À quelques jours de la Korité, la ferveur habituelle qui précède la fête commence à être assombrie par une réalité préoccupante : la difficulté pour de nombreux citoyens de retirer de l’argent liquide dans les banques et les points de transfert. Dans plusieurs villes du pays, cette situation crée une inquiétude grandissante au sein des familles qui s’organisent pour célébrer l’Aïd el-Fitr.
Dans les marchés de Conakry, mais aussi à Kindia, Labé ou encore Kamsar, l’ambiance est partagée entre l’effervescence des préparatifs et la frustration des clients. Les commerçants s’activent, les tailleurs travaillent tard pour livrer les tenues commandées, et les familles tentent de finaliser leurs achats. Pourtant, derrière cette agitation, une même scène se répète : des files d’attente devant les distributeurs automatiques et des citoyens qui peinent à retirer leur propre argent.
Dans plusieurs établissements bancaires, les retraits ont été limités. Certains clients expliquent ne pouvoir retirer qu’une somme réduite par jour, parfois 500 000 francs guinéens ou un million au maximum. Du côté des services de transfert mobile, la situation n’est guère plus simple. Plusieurs points Orange Money ou Mobile Money se retrouvent à court de liquidités, obligeant les clients à parcourir plusieurs quartiers avant de réussir à récupérer quelques centaines de milliers de francs.
Cette situation intervient dans un contexte économique paradoxal. Sur le plan macroéconomique, la Guinée affiche des perspectives de croissance importantes. Plusieurs institutions internationales évoquent une dynamique économique positive portée notamment par le secteur minier et les investissements dans de grands projets. Cependant, dans la vie quotidienne des citoyens, cette croissance reste difficile à percevoir.
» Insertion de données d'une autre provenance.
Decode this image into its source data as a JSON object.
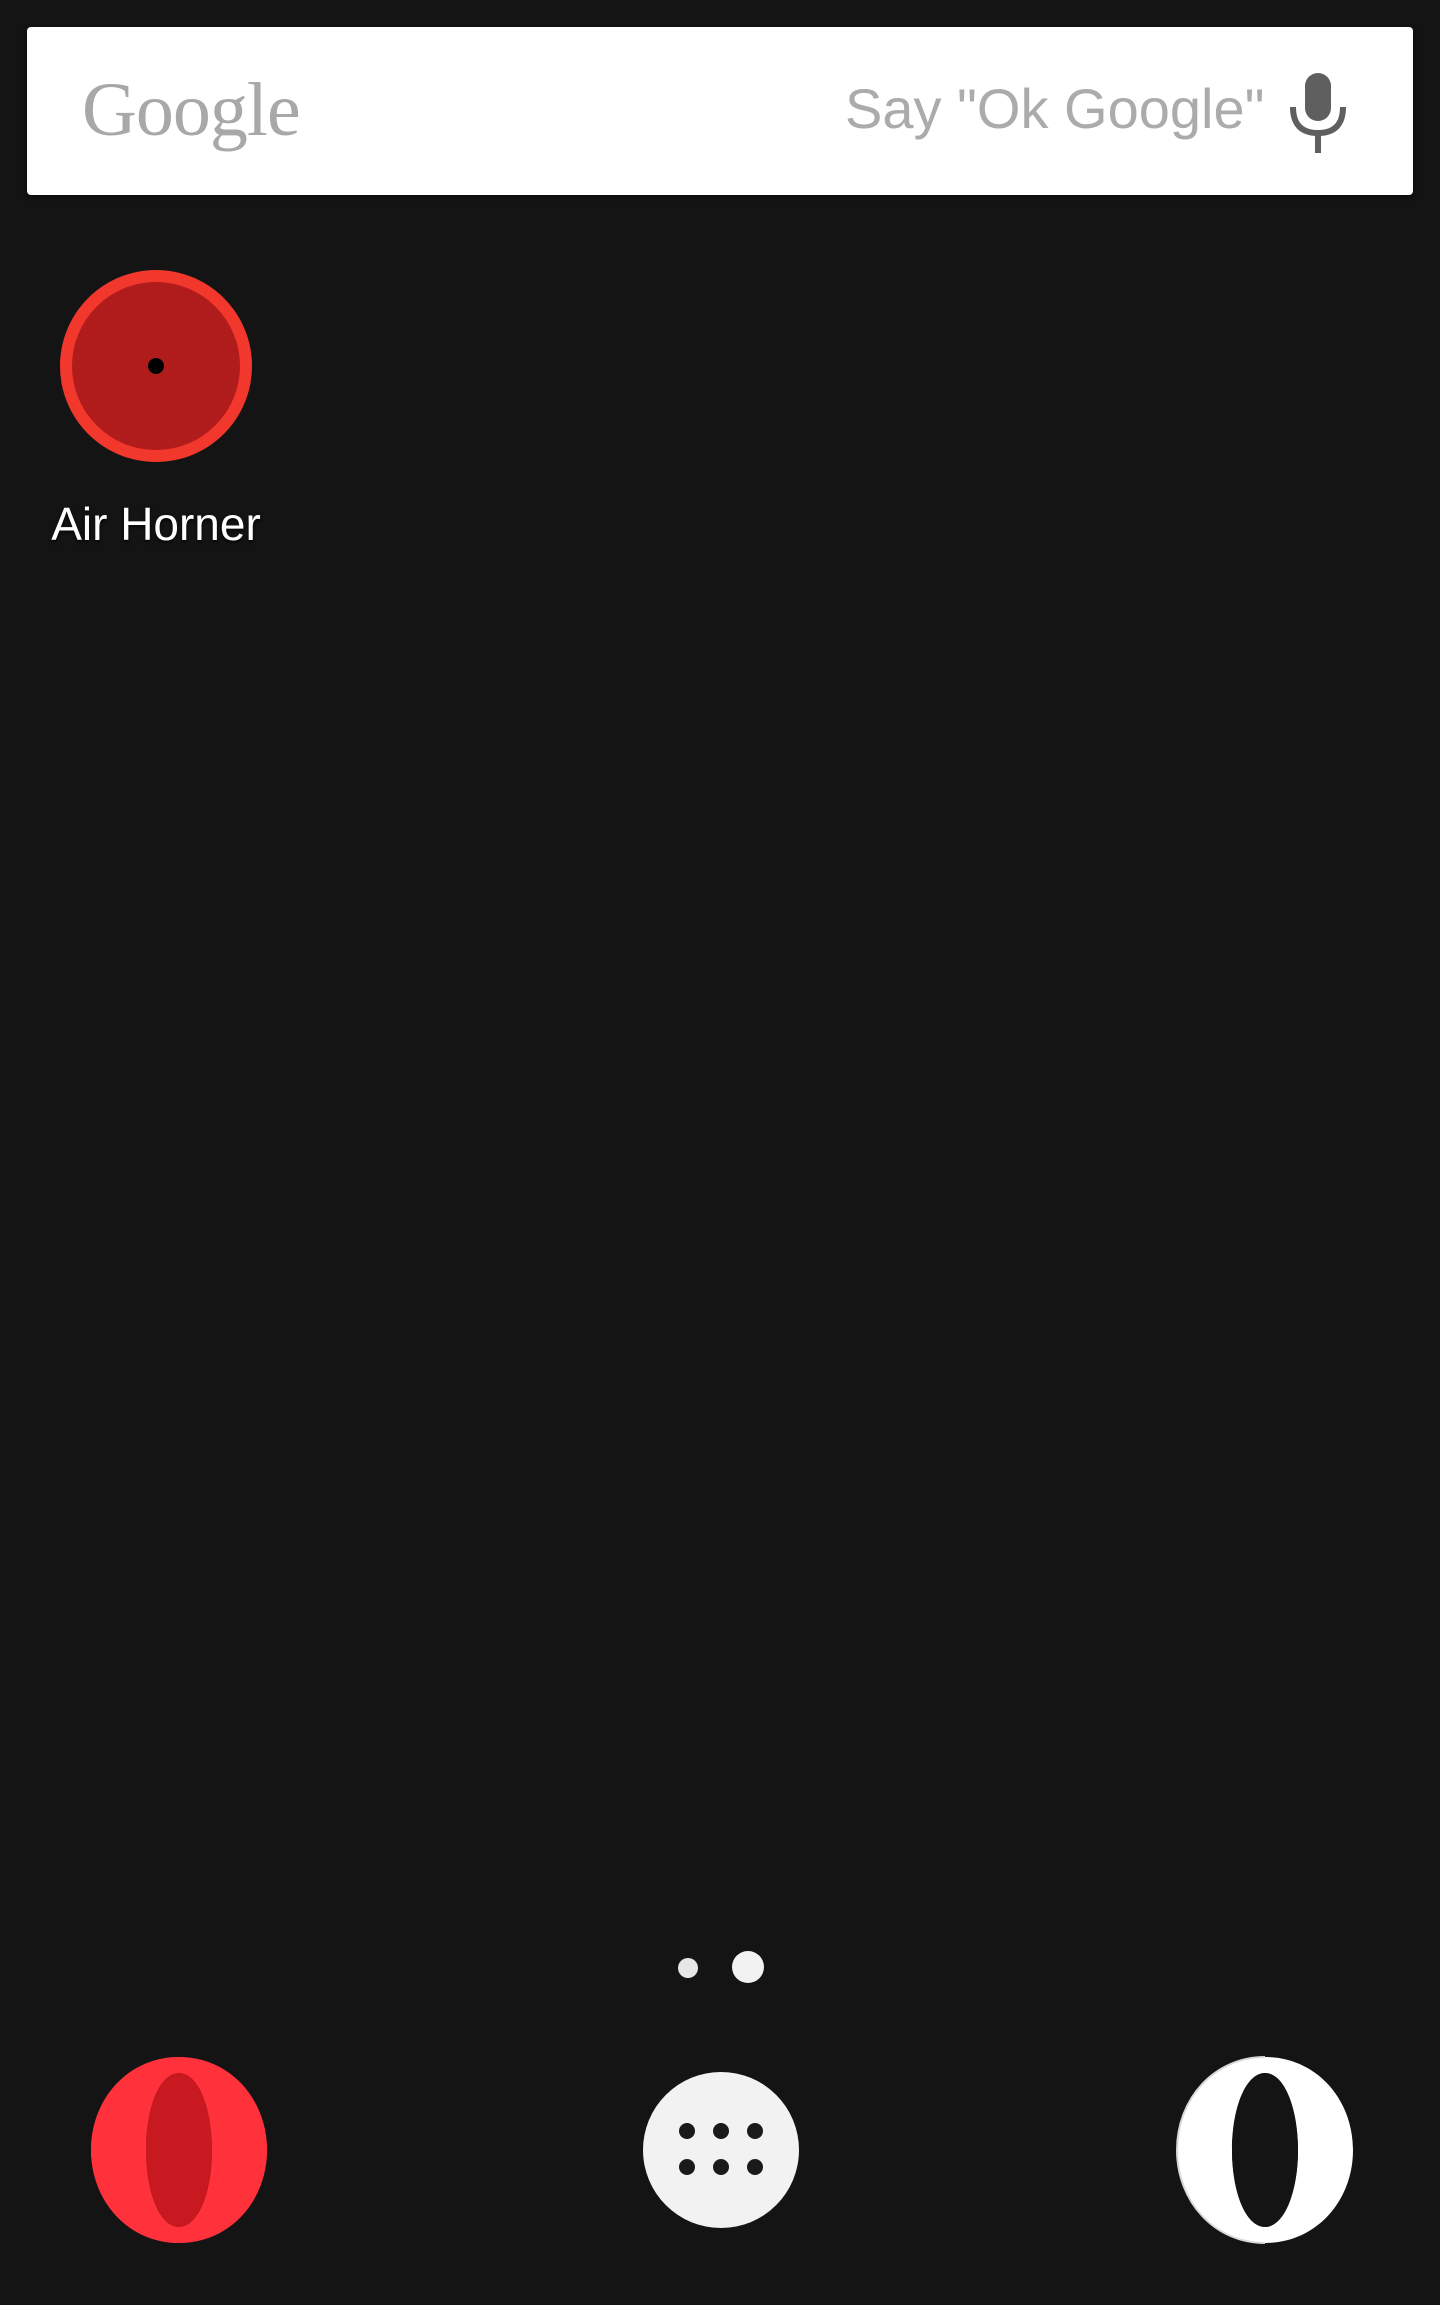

Selon plusieurs observateurs économiques, les tensions actuelles sur la liquidité seraient liées aux relations financières entre l’État et le système bancaire. Ces derniers mois, les banques commerciales auraient fortement contribué au financement public, ce qui réduit leur capacité immédiate à fournir des liquidités suffisantes pour répondre à la demande des clients.
Pour les ménages guinéens, l’enjeu dépasse la simple question bancaire. La Korité représente un moment central de la vie sociale et religieuse. Chaque année, les familles économisent pendant des semaines afin d’acheter des habits neufs, préparer les repas de fête et offrir des cadeaux aux enfants. Lorsque l’accès à l’argent devient difficile, c’est toute l’organisation de cette fête qui s’en trouve perturbée.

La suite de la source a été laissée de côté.